Storm moving in_XG_20090826_LAH_9761Where’s the rain? We haven’t seen a storm like the one in this photo for several years. In spite of our recent snow (finally!), Colorado, like much of the nation, is experiencing severe drought. Last year brought only half our average precipitation, and the preceding years haven’t been much better. With water rationing looming in the near future, we might be feeling a down. After all, who likes a brown lawn?

I garden for pleasure, to make my flower beds look attractive, and to provide fresh, healthy food that supplements what we buy at the grocery store. Farmers and ranchers, on the other hand, raise food for their livelihood—and so we’ll have something to buy at when we go shopping. A lack of water can be catastrophic, not only for their bank accounts, but for all of us who depend on their products.

A ranch southeast of town reported that last year they received only three inches of moisture—far short of their normal ten to twelve inches (which isn’t all that much to begin with). It was almost as bad in 2010 and 2011, with five inches per year. The native grasses are so parched, they’re dying. As a result, the ranch is selling their cows—and their chance for making any profit this year.

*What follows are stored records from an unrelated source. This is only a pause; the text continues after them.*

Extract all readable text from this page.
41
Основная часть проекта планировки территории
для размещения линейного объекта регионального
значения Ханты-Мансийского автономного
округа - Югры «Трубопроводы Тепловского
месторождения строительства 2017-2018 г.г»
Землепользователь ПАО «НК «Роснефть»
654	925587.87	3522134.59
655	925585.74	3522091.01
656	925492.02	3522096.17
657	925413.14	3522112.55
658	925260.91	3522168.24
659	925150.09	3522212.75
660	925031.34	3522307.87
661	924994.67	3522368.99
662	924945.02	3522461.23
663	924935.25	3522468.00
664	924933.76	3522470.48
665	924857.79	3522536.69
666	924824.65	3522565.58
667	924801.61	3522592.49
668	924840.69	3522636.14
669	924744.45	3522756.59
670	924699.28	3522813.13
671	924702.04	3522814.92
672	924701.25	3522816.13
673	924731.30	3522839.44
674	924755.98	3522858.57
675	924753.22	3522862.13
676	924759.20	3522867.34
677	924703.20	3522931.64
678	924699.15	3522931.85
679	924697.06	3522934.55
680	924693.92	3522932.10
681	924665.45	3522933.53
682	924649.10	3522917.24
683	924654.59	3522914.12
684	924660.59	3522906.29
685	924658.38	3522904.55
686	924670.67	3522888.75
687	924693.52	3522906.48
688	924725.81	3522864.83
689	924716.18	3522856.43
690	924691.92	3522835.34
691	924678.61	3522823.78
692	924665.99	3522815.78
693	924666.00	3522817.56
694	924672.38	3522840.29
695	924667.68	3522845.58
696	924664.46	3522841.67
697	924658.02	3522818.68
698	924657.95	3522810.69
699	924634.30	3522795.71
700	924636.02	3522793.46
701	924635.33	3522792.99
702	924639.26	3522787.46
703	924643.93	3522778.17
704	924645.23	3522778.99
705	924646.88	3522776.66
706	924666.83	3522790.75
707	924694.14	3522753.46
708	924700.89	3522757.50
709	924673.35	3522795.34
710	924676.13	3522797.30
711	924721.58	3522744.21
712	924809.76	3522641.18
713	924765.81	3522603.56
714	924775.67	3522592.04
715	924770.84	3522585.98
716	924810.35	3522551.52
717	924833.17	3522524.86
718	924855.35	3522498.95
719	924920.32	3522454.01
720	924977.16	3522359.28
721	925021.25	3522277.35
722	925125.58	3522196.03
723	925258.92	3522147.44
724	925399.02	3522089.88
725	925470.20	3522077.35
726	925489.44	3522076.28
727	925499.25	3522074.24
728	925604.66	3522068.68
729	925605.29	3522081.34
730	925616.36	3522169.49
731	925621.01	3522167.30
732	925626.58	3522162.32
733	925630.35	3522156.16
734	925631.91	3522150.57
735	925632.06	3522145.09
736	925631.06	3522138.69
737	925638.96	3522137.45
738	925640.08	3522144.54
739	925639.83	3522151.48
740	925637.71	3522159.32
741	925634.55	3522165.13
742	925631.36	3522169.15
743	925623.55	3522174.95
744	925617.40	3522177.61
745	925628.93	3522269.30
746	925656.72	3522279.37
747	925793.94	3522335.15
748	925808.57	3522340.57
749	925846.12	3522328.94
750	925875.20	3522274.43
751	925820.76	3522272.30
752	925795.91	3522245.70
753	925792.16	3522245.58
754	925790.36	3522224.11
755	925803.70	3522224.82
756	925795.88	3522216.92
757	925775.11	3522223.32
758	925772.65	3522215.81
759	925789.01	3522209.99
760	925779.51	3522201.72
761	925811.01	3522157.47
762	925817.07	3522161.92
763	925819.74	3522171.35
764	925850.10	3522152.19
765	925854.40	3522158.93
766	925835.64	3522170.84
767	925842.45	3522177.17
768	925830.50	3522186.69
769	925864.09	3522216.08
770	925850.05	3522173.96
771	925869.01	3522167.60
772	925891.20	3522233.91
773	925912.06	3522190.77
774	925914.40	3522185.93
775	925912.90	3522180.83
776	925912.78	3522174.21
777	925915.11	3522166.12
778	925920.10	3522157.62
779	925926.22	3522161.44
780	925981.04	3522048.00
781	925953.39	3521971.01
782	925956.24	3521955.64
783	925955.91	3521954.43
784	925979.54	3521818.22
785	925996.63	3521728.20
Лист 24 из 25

They’re making a last-ditch attempt to save the shortgrass prairies, but nothing can protect vegetation the if rain doesn’t fall.

Water is used in manufacturing as well as agriculture. The cars we drive, the paper we write on, the clothes we wear—pretty much everything we use requires water at some point in its creation.

This chart was recently brought to my attention and I thought it so interesting, I wanted to share with you. I raise chickens, and I know that they drink more than, say, our cat. It makes sense—they lay liquid-filled eggs. But I had no idea that it takes anywhere near eight gallons of water to make my morning cup of tea!

Be sure to look over the entire chart. At the bottom you’ll find some suggestions on how to save water at home. Pete and I already eat more chicken than beef, and we installed low-flow shower heads years ago. I don’t plan to give up tea, but I’ll certainly appreciate it more (if that’s possible). Do you drink milk? What other steps can we take to conserve?